Le soleil déployait ses rayons réparateurs dans le jardin verdoyant de Sophie Dupuis. Le printemps était revenu et il constituait depuis toujours la saison favorite de la maire de Tibourg. Elle ne parvenait pas à croire qu’une seule année s’était écoulée depuis son élection. Le défilement du temps n’avait plus le même rythme depuis qu’elle était en représentation du matin au soir et du lundi au dimanche. A chaque jour ses accrocs, lorsqu’elle constatait que tel ou tel projet n’avançait pas aussi vite qu’elle le souhaitait. A chaque mois son vertige, alors qu’elle réalisait que les semaines s’étaient enchaînées sans répit. Alors ce matin-là, elle avait décidé de prendre le temps, d’appuyer sur pause et de savourer sereinement son petit déjeuner ensoleillé.

Depuis une quinzaine de jours, elle avait l’impression de parvenir enfin à un point d’équilibre. Avec Tristan tout d’abord. Le dernier trimestre avait été inhabituellement froid entre eux, mais leur relation s’apaisait. Sophie avait compris tout ce que lui apportait le temps passé à deux, et ils n’hésitaient pas à s’éloigner de quelques dizaines de kilomètres le temps d’une demi-journée pour recouvrer le bonheur de l’anonymat. Elle se sentait également plus à l’aise dans son mandat. Elle gagnait en maîtrise sur tous les dossiers politiques. Elle sentait que les habitants appréciaient sa proximité et sa gestion sérieuse. Les réunions de travail avec les citoyens ne désemplissaient pas et gagnaient en profondeur. Sa méthode infusait sans grands éclats, mais par de concrets petits pas. Elle était impressionnée par le succès des Sol Sol, un dispositif de « Solutions solidaires » fonctionnant comme un système de troc de services et compétences qui avait été mis en place par la dernière assemblée citoyenne plénière. Tout un chacun pouvait proposer une activité ludique ou formatrice, de la recette de cuisine collective à l’atelier d’écriture, en passant par la balade contée en forêt et le tournoi de cartes. Sophie ne savait pas si le succès de l’initiative venait du besoin de renouer les liens sociaux ou d’une générosité spontanée qui n’attendait qu’une démarche fédératrice, mais elle constatait que l’utilité principale de la mairie n’était pas toujours d’encadrer, subventionner ou chercher à récolter les bénéfices des énergies citoyennes. Parfois, son rôle était simplement de réunir les conditions de saines rencontres.

Lorsque Zoé Naïni lui annonça son souhait d’organiser des réunions en non-mixité à destination des « personnes racisées » de la commune, Sophie lui répondit d’une moue dubitative. Elle ne connaissait que trop bien le goût de son adjointe pour la provocation et ne voyait pas de bonnes raisons d’importer localement une controverse qui demeurait lointaine. Le terme politiquement terrible et biologiquement infondé de race allait à l’encontre de toutes ses convictions universalistes. Elle avait bien entendu observé des manifestations de racisme autour d’elle, mais elle était la garante des principes fondamentaux d’une République une et indivisible. Il lui était inconcevable de réduire les individus à des identités irréconciliables. Son devoir ne pouvait être que de chercher à les rassembler sans leur reconnaître de différences. Zoé ne se démonta pas et revint à la charge les jours suivants, en s’appuyant sur des tribunes et vidéos d’universitaires et de militants qui déconstruisaient les concepts. Le déclic vint quand Sophie reconnut aux victimes de racisme une expérience vécue dont elle ne pourrait, pour sa part, jamais souffrir à Tibourg.
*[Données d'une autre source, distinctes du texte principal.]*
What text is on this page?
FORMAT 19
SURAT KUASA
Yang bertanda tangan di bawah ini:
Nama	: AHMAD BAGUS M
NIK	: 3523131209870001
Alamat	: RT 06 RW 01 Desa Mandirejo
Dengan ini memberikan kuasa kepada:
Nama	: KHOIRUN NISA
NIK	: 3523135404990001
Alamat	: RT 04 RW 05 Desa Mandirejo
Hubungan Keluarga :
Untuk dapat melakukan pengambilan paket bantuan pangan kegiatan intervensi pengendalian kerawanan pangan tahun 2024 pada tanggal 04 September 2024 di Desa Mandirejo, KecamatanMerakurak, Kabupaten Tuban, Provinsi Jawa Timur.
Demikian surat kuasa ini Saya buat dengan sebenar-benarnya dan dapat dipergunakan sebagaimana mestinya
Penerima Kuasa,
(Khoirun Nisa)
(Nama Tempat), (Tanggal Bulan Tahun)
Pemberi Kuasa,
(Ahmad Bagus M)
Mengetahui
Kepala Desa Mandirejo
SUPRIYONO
La maire accepta finalement la tenue à titre expérimental d’une première réunion en non-mixité, à condition que les participants viennent ensuite restituer leurs constats et leurs propositions devant le conseil municipal suivant. L’opposition fut houleuse avant et pendant la séance, y compris parmi ses camarades – ce qui fit chanceler les fragiles certitudes de Sophie sur la question. Par une cocasse inversion des positions, certains élus voulurent empêcher que les restituteurs de la réunion s’expriment en arguant qu’ils n’avaient pas leur place dans la maison commune. Au milieu de la bronca, Zoé Naïni se leva et énonça le constat cinglant que ce ne sont pas les réunions non-mixtes qui engendrent du racisme, mais bien que c’est en réponse du racisme présent dans la société que de telles réunions deviennent nécessaires. Impressionnée par la détermination de son adjointe au visage solaire, Sophie fut irradiée d’un rayon de confiance et de courage.